Now, for the salad. You’ll probably be surprised to learn that one of my favorite ways to eat salad is to simply quarter a head of iceberg lettuce, arrange those on a platter with tomatoes, onions, and olives, and then top that with a dressing. It’s simple, summery, relaxed, and has a certain charm to it – and that’s exactly what I did here to today.
The dressing, however, is the star of this particular salad, the recipe for which is listed below.
On a side, I had taken the time to roast up and crumble some bacon bits. However, I got so sidetracked watching my new puppy’s reaction to her ‘First Ever Bacon,’ that I simply forgot to sprinkle it over the salad for the pictures…so imagine there’s bacon on the salad.
Finally, while the fried steak strips would pair great with a dash of hot sauce, I’m intent on turning the dial just a few more notches. After all, we’ve already come this far, so why not?
That brings us to the final item of the day – Sweet Onion Chutney.
Simply heat a large cast iron frying pan, dry, and add in the onions and let them roast.

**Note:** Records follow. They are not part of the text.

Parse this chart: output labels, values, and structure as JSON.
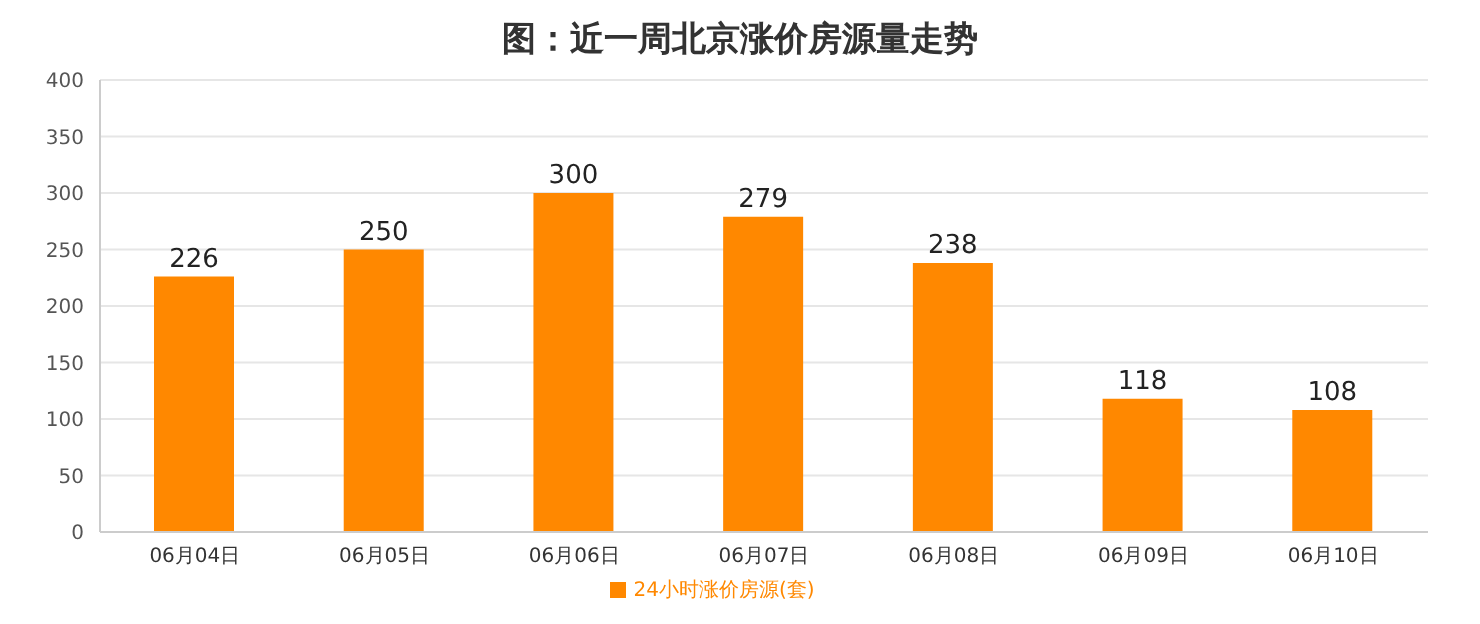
{
  "chart_data": {
    "type": "bar",
    "title": "图：近一周北京涨价房源量走势",
    "categories": [
      "06月04日",
      "06月05日",
      "06月06日",
      "06月07日",
      "06月08日",
      "06月09日",
      "06月10日"
    ],
    "series": [
      {
        "name": "24小时涨价房源(套)",
        "color": "#ff8800",
        "values": [
          226,
          250,
          300,
          279,
          238,
          118,
          108
        ]
      }
    ],
    "ylim": [
      0,
      400
    ],
    "yticks": [
      0,
      50,
      100,
      150,
      200,
      250,
      300,
      350,
      400
    ],
    "grid": "y",
    "legend": "bottom",
    "data_labels": true
  }
}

Then add in the chopped garlic, raisins, the seasonings listed below, and then toss that together until the seasonings are well distributed. Then drizzle with olive oil, balsamic vinegar, add in the chopped basil and parsley, and toss again. You can serve this warm or cold according to your preference.
10 minPrep Time
15 minCook Time
25 minTotal Time
- 2 ½ lbs. skirt steak – cut into strips
- 1 ½ cups flour
- 2 ½ cups bread crumbs
- 4 eggs beaten with a splash of water
- Canola oil for frying
- 2 large sweet onions (Vidalia) - sliced
- 5 – 6 cloves of garlic – chopped
- 10 – 12 fresh basil leaves – chopped
- ½ cup of raisins – chopped
- Healthy handful of fresh Italian parsley – stems removed and chopped
- ½ tsp. salt
- ½ tsp. fresh ground black pepper
- ¼ tsp. red pepper flakes
- 1 tbs. balsamic vinegar
- 2 tsp. sugar
- 2 – 3 tbs. olive oil
- 2 tbs. white vinegar
- 1 tsp. salt
- 1 tsp. fresh ground black pepper
- ¾ cup olive oil
- 1 – 2 cloves of garlic – roasted
- 3 tbs. sour cream
- 3 tbs. Parmesan cheese
- Juice of 1 lemon
- 12 – 14 fresh basil leaves
- ½ tsp. dried oregano
- 4 – 5 tbs. honey
- Set a station with 3 bowls; one for the flour, one for the egg-wash and one with the bread crumbs.
- Dredge each piece of steak first in the flour, then in the egg wash and finally in the breadcrumbs.
- Heat a large cast-iron frying pan with about ½ inch of canola oil and place the prepared steak pieces carefully in the hot oil. Do Not Overcrowd the Pan!
- When one side becomes a beautiful golden color turn over and let the other side become a beautiful golden color as well.
- The cook time is about 2 – 3 minutes per side.
- Remove the cooked pieces from the pan and place on a platter prepared with paper towels.
- Heat a large cast iron frying pan and add the sliced onions. Let the onions become a beautiful golden color.
- Add the chopped garlic and raisins and toss. Add the seasonings and the sugar and toss.
- Add the olive oil, balsamic vinegar and the chopped basil and parsley and toss.
- Remove from the heat and serve warm or cold.
- Combine all of the ingredients for the dressing in a food processor and process to desired consistency. Taste for your preference of seasonings.
Now serve this all on some cataclysmic dishware, and you’ve got a laid-back summer feast that equal parts elegance, parody, and deliciousness.